Typo3: The Split Site Root Syndrome

Submitted by Hannes Schmidt on Wed, 01/05/2005 - 16:32.
The Split Site Root Syndrome

[continued from Typo3: Including the Home Page (Site Root) in Navigation]

The Problem

For months, my client's site was running fine using the above simple solution. Over time though, I noticed several oddities. These oddities were caused by the fact that the home page is accessible under two URLs, the canonical root http://www.domain.com/ and the non-canonical root http://www.domain.com/home.0.html as shown in the figure below.

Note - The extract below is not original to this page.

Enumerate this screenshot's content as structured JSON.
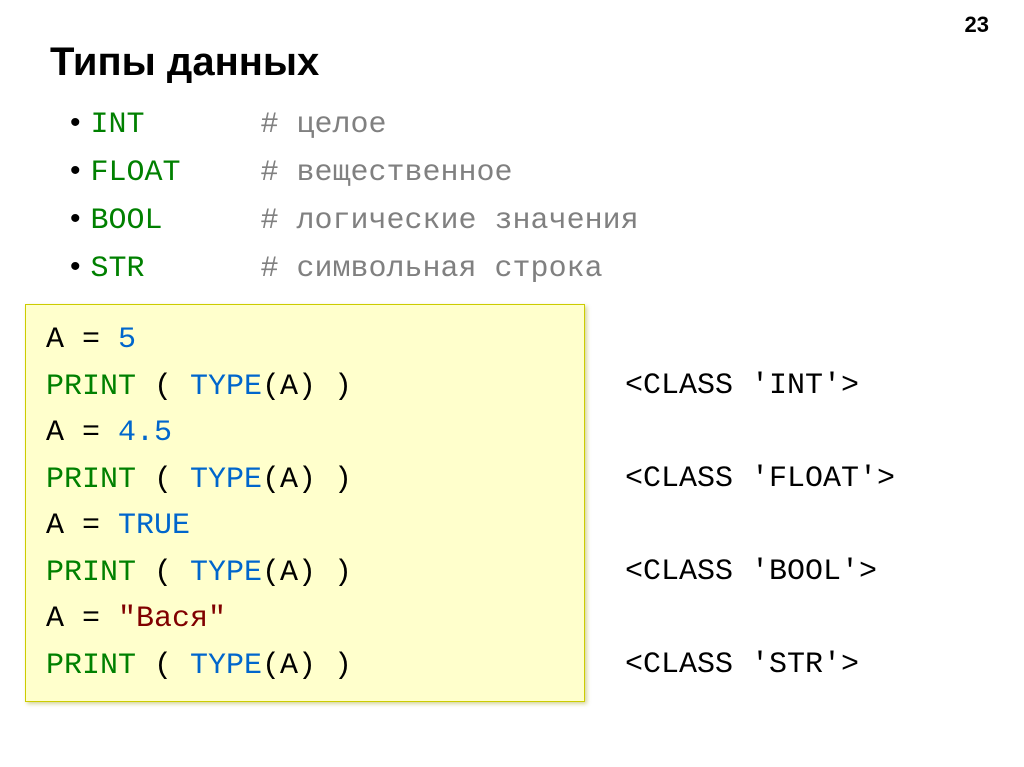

As you can see, links two the home page can be distinguished in two groups. External links point to the canonical root. All internal links point to the non-canonical root.

The oddities that I noticed were

  • Sometimes Google's index only included the canonical root, sometimes only the non-canonical root and sometimes both. The site is out of the sandbox, but rankings still are artificially low (on second page) although everything indicates that it should be ranking in the top ten.
  • My favourite PageRank tool for Mozilla Firefox, the Firefox extension Search Status, produced strange results for the home page. Most of the times, both URLs are shown to have PR0. Sometimes only one had PR but I can't remember which one. The Google Toolbar in IE shows the same PR5 for both URLs.
  • On MSN Beta Search, the site jumps on and off the SERPS wildly.

At that point I started getting a little paranoid. What if I'm suffering from Google's infamous duplicate content penalty? To the Google spider, I have two identical versions of my home page which falls under the definition of duplicate content. It's just like the / vs. /index.hml problem that Google fixed some time ago. The Google spider is now clever enough to see that / and /index.html are two synonymous URL paths for the same page but it could be that it's not clever enough to figure that / and /home.0.html are synonymous. Anyway, I decided to get rid of this split-URL problem on my client's site.

Note that this split root page syndrome is not only

The solution

As far as I know, there is no out of the box Typo3 solution so I developed my own. It employs a PHP IProcFunc that scans every generated menu item for links to the non-canonical root and changes their href attribute to point to the canonical root.

This is the necessary TypoScript code in the root template:

includeLibs.tweakMenu = fileadmin/ts/tweakMenu.php
 .
   t.menu = HMENU
   t.menu.1 = TMENU
   t.menu.1 {
     IProcFunc = user_tweakMenu->replace
     IProcFunc.searchFor = home.0.html
     IProcFunc.replaceWith = /
 .
   }

This is the content of fileadmin/ts/tweakMenu.php:

<?php
   class user_tweakMenu {
     function replace( $I, $conf ) {
         $I[ 'parts' ][ 'ATag_begin' ] = str_replace( 
             $conf['searchFor'], 
             $conf['replaceWith'] ? $conf['replaceWith'] : "",
             $I[ 'parts' ][ 'ATag_begin' ] );
         return $I;
     }
   }
?>

That's pretty much it. All home links on my client's site now point to the canonical site root. I had a home-grown language menu that needed the same kind of fix and a few hard-coded links to the home page that I fixed manually. Now we shall see what the Google ranking does. Stay tuned.

( categories: Typo3 | Webmaster )
Submitted by Anonymous on Mon, 09/01/2008 - 02:50.
Doesn't seem to work with cooluri :( IProcFunc = user_tweakMenu->replace IProcFunc.searchFor = home/ IProcFunc.replaceWith = /
Submitted by Anonymous on Wed, 03/29/2006 - 06:57.

[globalVar = TSFE:id={$PID_HOME}]
temp.menu.alwaysActivePIDlist = {$PID_HOME_SHORTCUT}
[global]

where PID_HOME is the UID of the root level page
and PID_HOME_SHORTCUT the UID of the shortcut pointing to this page.

With RealURL you'll always get the link to /
while the shortcut page is still highlighted if you are on the homepage

(btw: this verification crap is nearly unreadable in 90% of the images)

Submitted by Hannes Schmidt on Tue, 01/18/2005 - 08:30.

Ranking has improved. Site is back in top 10 for Google and back to #2 in Beta MSN Search. Firefox's Search Status extension still reports PR0 (white bar) for root page.

Submitted by Hannes Schmidt on Wed, 01/12/2005 - 11:21.

A couple of weeks ago, I put a <base> tag in my header for some reason. Silly me forgot to take it out again. Due to this <base> tag all section indexes stopped working. Today when I realized this, my heart turned into a cold stone: my client's site has had a major navigation problem for weeks!

Anyway, it's working now. But the <base> tag had side effects on the the above split site root workaround. Furthermore, there was a bug in the PHP code. All fixed now.